Anti-Brexit campaigner Lord Adonis declared the government’s calamitous day in parliament on Tuesday a ‘decisive move towards a people’s vote’ at a meeting in Wimbledon.

The former Labour minister delivered a rallying speech to a crowd of around 100 campaigners at Wimbledon Park Hall on Tuesday night, just hours after Theresa May’s government were ‘humiliated’ by losing three crucial votes in the House of Commons.

Lord Adonis compelled those in attendance to ‘keep up the pressure’ and called for a ‘popular front’ of cooperation between different parties.

He said: “It’s now clear that we can choose to stay in the EU without further negotiations. It’s also clear that Theresa May has lost control of parliament.

“The question is what happens now? I think there’s only one credible choice and that’s a people’s vote with the option to remain. We have a pathway to winning. I can see the way to winning. But we are not there yet.”

The event was jointly organised by the Lambeth and Wandsworth & Merton branches of the European Movement UK – a nationwide network of groups campaigning for a second Brexit referendum.

Lord Adonis said: “I’m hoping to give confidence to all of the campaigners for the People’s Vote that we can win and seeking to convert those who voted to leave two years ago.”
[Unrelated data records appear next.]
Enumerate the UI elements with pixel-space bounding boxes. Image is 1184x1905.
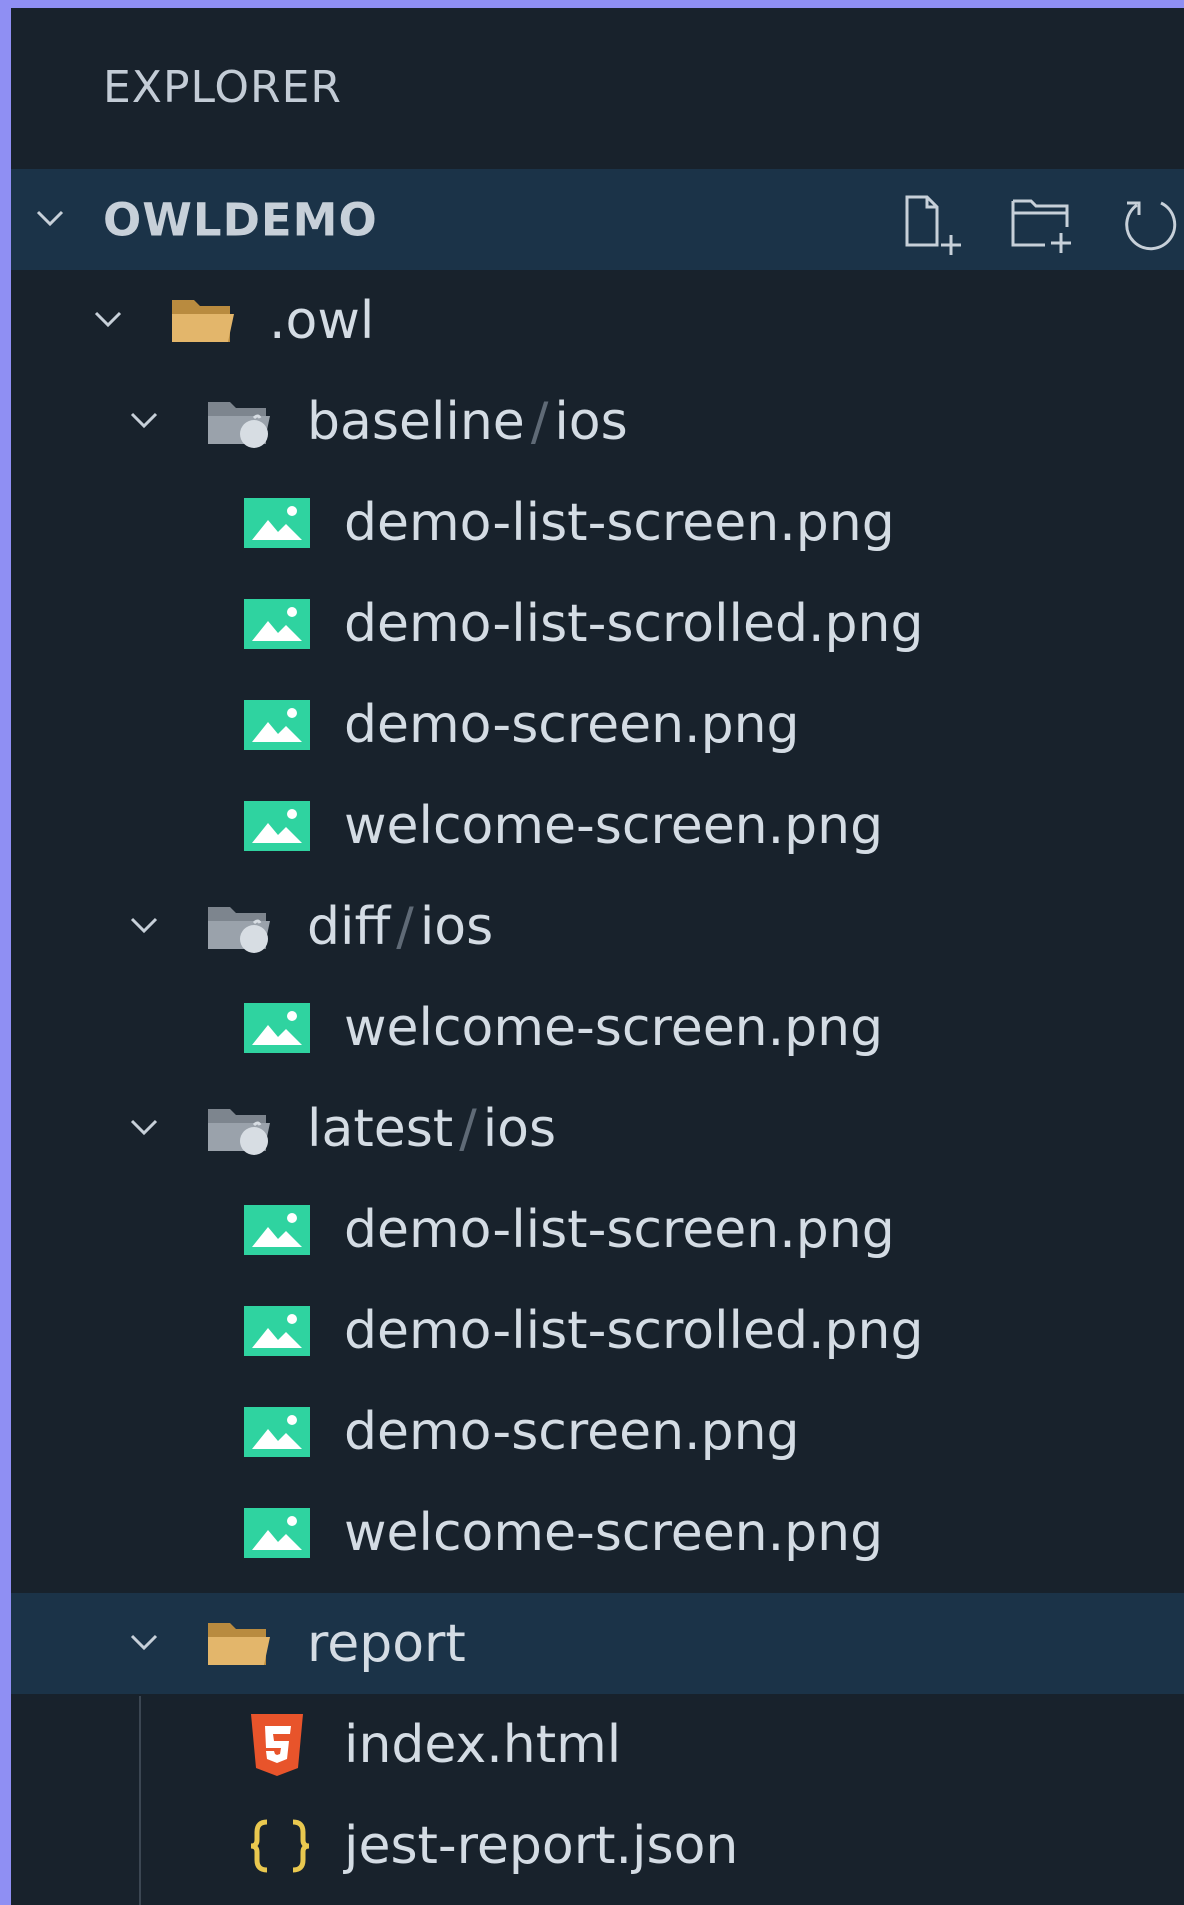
folder-row-report[interactable]: report	[11, 1593, 1184, 1694]
folder-label-diff-ios: diff / ios	[307, 901, 493, 953]
explorer-panel: EXPLORER OWLDEMO .owl baseline / ios dem…	[11, 8, 1184, 1905]
chevron-down-icon	[93, 304, 123, 334]
file-row[interactable]: demo-screen.png	[11, 1381, 1184, 1482]
file-row[interactable]: demo-list-screen.png	[11, 472, 1184, 573]
apple-folder-icon	[204, 1101, 276, 1157]
file-row[interactable]: demo-list-screen.png	[11, 1179, 1184, 1280]
folder-row-owl[interactable]: .owl	[11, 270, 1184, 371]
file-row[interactable]: index.html	[11, 1694, 1184, 1795]
folder-row-baseline-ios[interactable]: baseline / ios	[11, 371, 1184, 472]
folder-open-icon	[168, 294, 238, 348]
apple-folder-icon	[204, 394, 276, 450]
image-file-icon	[244, 1507, 310, 1558]
refresh-icon[interactable]	[1119, 191, 1184, 257]
path-separator: /	[530, 391, 549, 452]
folder-name: baseline	[307, 391, 525, 452]
file-label: jest-report.json	[344, 1815, 739, 1876]
file-label: demo-list-scrolled.png	[344, 1300, 924, 1361]
chevron-down-icon	[129, 910, 159, 940]
path-separator: /	[459, 1098, 477, 1159]
file-label: welcome-screen.png	[344, 795, 884, 856]
apple-folder-icon	[204, 899, 276, 955]
file-label: demo-list-screen.png	[344, 1199, 895, 1260]
file-label: index.html	[344, 1714, 622, 1775]
chevron-down-icon	[129, 1112, 159, 1142]
image-file-icon	[244, 800, 310, 851]
file-row[interactable]: jest-report.json	[11, 1795, 1184, 1896]
chevron-down-icon	[129, 1627, 159, 1657]
file-row[interactable]: demo-list-scrolled.png	[11, 573, 1184, 674]
image-file-icon	[244, 497, 310, 548]
image-file-icon	[244, 699, 310, 750]
file-label: demo-screen.png	[344, 694, 800, 755]
folder-open-icon	[204, 1617, 274, 1671]
folder-label-report: report	[307, 1613, 466, 1674]
file-label: welcome-screen.png	[344, 997, 884, 1058]
root-folder-label: OWLDEMO	[103, 193, 378, 246]
chevron-down-icon	[35, 203, 65, 233]
image-file-icon	[244, 1204, 310, 1255]
new-file-icon[interactable]	[901, 191, 967, 257]
new-folder-icon[interactable]	[1009, 191, 1075, 257]
folder-name: latest	[307, 1098, 454, 1159]
json-braces-icon	[249, 1818, 311, 1874]
image-file-icon	[244, 1406, 310, 1457]
file-label: demo-screen.png	[344, 1401, 800, 1462]
folder-label-latest-ios: latest / ios	[307, 1103, 556, 1155]
root-folder-row[interactable]: OWLDEMO	[11, 169, 1184, 270]
file-label: demo-list-scrolled.png	[344, 593, 924, 654]
file-row[interactable]: demo-screen.png	[11, 674, 1184, 775]
file-row[interactable]: demo-list-scrolled.png	[11, 1280, 1184, 1381]
file-row[interactable]: welcome-screen.png	[11, 775, 1184, 876]
image-file-icon	[244, 1305, 310, 1356]
file-row[interactable]: welcome-screen.png	[11, 977, 1184, 1078]
file-row[interactable]: welcome-screen.png	[11, 1482, 1184, 1583]
folder-row-latest-ios[interactable]: latest / ios	[11, 1078, 1184, 1179]
html5-icon	[249, 1713, 305, 1776]
folder-subname: ios	[419, 896, 494, 957]
folder-label-owl: .owl	[269, 290, 375, 351]
chevron-down-icon	[129, 405, 159, 435]
explorer-title: EXPLORER	[103, 62, 342, 113]
folder-name: diff	[307, 896, 391, 957]
path-separator: /	[396, 896, 414, 957]
file-label: demo-list-screen.png	[344, 492, 895, 553]
folder-subname: ios	[482, 1098, 557, 1159]
folder-row-diff-ios[interactable]: diff / ios	[11, 876, 1184, 977]
folder-label-baseline-ios: baseline / ios	[307, 396, 628, 448]
file-label: welcome-screen.png	[344, 1502, 884, 1563]
image-file-icon	[244, 598, 310, 649]
folder-subname: ios	[554, 391, 628, 452]
image-file-icon	[244, 1002, 310, 1053]
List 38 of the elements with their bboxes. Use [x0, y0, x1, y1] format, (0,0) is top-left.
One of the main criticisms levelled at the People’s Vote campaign is that a second vote would undermine democracy and betray Brexit voters.

“The point I make all the time is the people cannot betray the people. We’re saying the people should make the decision and there can’t be anything more democratic than that,” Lord Adonis said.

“Just as when you buy a house you get the survey done. A large proportion of house sales fall through when you realise you’ve got dry rot, the neighbours from hell, or that the roof is falling. We are doing exactly the same as a country now.

“People couldn’t vote on the whole deal and knowing what it meant for them two years ago because it didn’t exist until now. Now that it does exist we have to decide as a country whether we are going to adopt it or not.”

The former infrastructure tsar, who resigned from the National Infrastructure Commission in December 2017 over May’s handling of negotiations, said he expected Jeremy Corbyn and the Labour party’s non-committal stance on Brexit to change.

He said: “The fundamental problem Jeremy has with the EU is that it’s not a Latin American liberation movement. It doesn’t immediately get Jeremy’s juices going.

“But my view is that we will get Labour support for the referendum and Jeremy will be out there campaigning for it.”

Green Party member Alban Thurston, 61, said: “Today is yet another crack in this iceberg of immobility. The incoherencies of Brexit really are coming to the fore. The whole iceberg is crumbling into the sea. These developments have brought a people’s vote much much closer.

“We are a very very broken country and in some ways the debate over the two years shows what a broken nation we are. Lord Adonis talks about ways of healing this.”

Chairperson of the Wandsworth branch, Helen Rennie-Smith, said: ‘It’s really valuable to get this sort of input, particularly on a day that has been so eventful in parliament. It’s so exciting and raises morale.”

Campaigns organiser, Ben Austin, said: “Nights like tonight act as a good drawcard for members of the local community in Wimbledon to engage with us.

“You need to do all sorts of activities and getting a big name of the People’s Vote to come talk to us is quite impressive. We want people to feel excited about the campaign.”

Lord Adonis was signing copies of his new book ‘Saving Britain: How We Must Change to Prosper in Europe’ co-written with Will Hutton, principal of Hertford College, Oxford.

Current odds for a second Brexit referendum taking place are 6/5 according to Sky Bet.